Records writing in Apache Kafka

Versions: Apache Kafka 2.4.0

In my journey to understand transaction internals in Apache Kafka, I discovered another intriguing class that by the way led me to a few others ;) This class is RecordBatch but in this blog post you will also meet MemoryRecords and FileRecords.

To discover all these classes, I will start by zooming at what happens on the client's side when the records are produced. After that, I will verify what happens on the broker side.

Client side

The workflow of the classes involved in records production (= when your producer calls send method) is quite straightforward and it looks like that:

Everything starts when the key and value are passed in send method that passes it to doSend method. Why not a direct call instead? Inside the former function you will see the presence of the interceptors that can mutate the record generated by the user. This list is by default empty but you can implement your own interceptor by creating a class defining the methods from ProducerInterceptor interface and put it to the interceptor.classes configuration entry.

Once, eventually, mutated, the record is later physically delivered to the broker. But before it happens, the client first retrieves the last batch of records represented by ProducerBatch class. Internally, every partition has its own deque of ProducerBatches that is always used by the producer in an exclusive way, ie. there is always one thread that can modify it.

If the ProducerBatch for given partition doesn't exist, it's first created written from MemoryRecordsBuilder class that stores all records to deliver inside a field called appendStream, being an instance of DataOutputStream. The accumulation happens as long as there is still some free space on the ProducerBatch. This free space is configured by batch.size property and changes every time the producer sends a new record.

When the batch is full, the physical delivery is triggered by awakening the sender thread. Since I already covered this aspect in Apache Kafka and max.in.flight.requests.per.connection, I won't repeat it here and go directly to the broker part.

Broker side

On the broker's side, the workflow looks like that (no transactional aspects included):

First, the client's request is received by the broker and deserialized into an instance of ProduceRequest that has a map of MemoryRecords to add for every partition.
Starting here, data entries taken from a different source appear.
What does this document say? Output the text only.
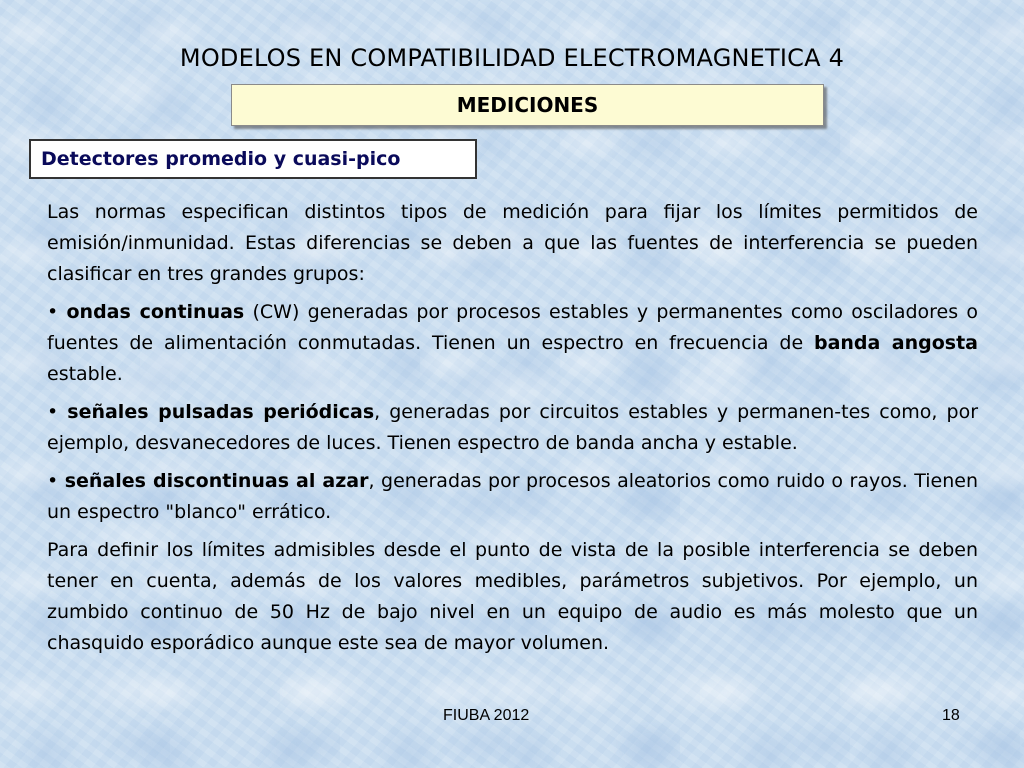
MODELOS EN COMPATIBILIDAD ELECTROMAGNETICA 4
MEDICIONES
Detectores promedio y cuasi-pico

Las normas especifican distintos tipos de medición para fijar los límites permitidos de emisión/inmunidad. Estas diferencias se deben a que las fuentes de interferencia se pueden clasificar en tres grandes grupos:

• ondas continuas (CW) generadas por procesos estables y permanentes como osciladores o fuentes de alimentación conmutadas. Tienen un espectro en frecuencia de banda angosta estable.

• señales pulsadas periódicas, generadas por circuitos estables y permanen-tes como, por ejemplo, desvanecedores de luces. Tienen espectro de banda ancha y estable.

• señales discontinuas al azar, generadas por procesos aleatorios como ruido o rayos. Tienen un espectro "blanco" errático.

Para definir los límites admisibles desde el punto de vista de la posible interferencia se deben tener en cuenta, además de los valores medibles, parámetros subjetivos. Por ejemplo, un zumbido continuo de 50 Hz de bajo nivel en un equipo de audio es más molesto que un chasquido esporádico aunque este sea de mayor volumen.

FIUBA 2012	18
The same class is exposed by the ProducerBatch presented in the previous section when the request to send is created by the client.

Before the logs are passed to the ReplicaManager, they're validated. The validation step checks the supported versions and compression codecs. After, the records go to the append-chain. What happens inside depends on the type of the write. If the write occurs on the replica, the path *ToFollower/*AsFollower is used. And when that happens, the assignOffsets flag is set to false. This boolean entry defines whether the offsets will be assigned for every record or not before performing the physical append to the log segment. And the offsets generation can be only made on the leader's node. It's also during this physical persistence where a new log segment can be created if the old one doesn't have enough space or it's too old.

By the end, at the lowest level of the append-chain, FileRecords class gets the MemoryRecords and writes the records into the associated FileChannel:

// FileRecords
FileChannel channel = openChannel(file, mutable, fileAlreadyExists, initFileSize, preallocate);

// MemoryRecords
private final ByteBuffer buffer;
    public int writeFullyTo(GatheringByteChannel channel) throws IOException {
        buffer.mark();
        int written = 0;
        while (written < sizeInBytes())
            written += channel.write(buffer);
        buffer.reset();
        return written;
    }

And here we are. Before writing all these posts about Apache Kafka, I wanted simply to learn and understand transactions internals. However, it's hard to achieve when you face something new in every analyzed function. But I feel that I'm coming closer and will write the final part of my exploration soon!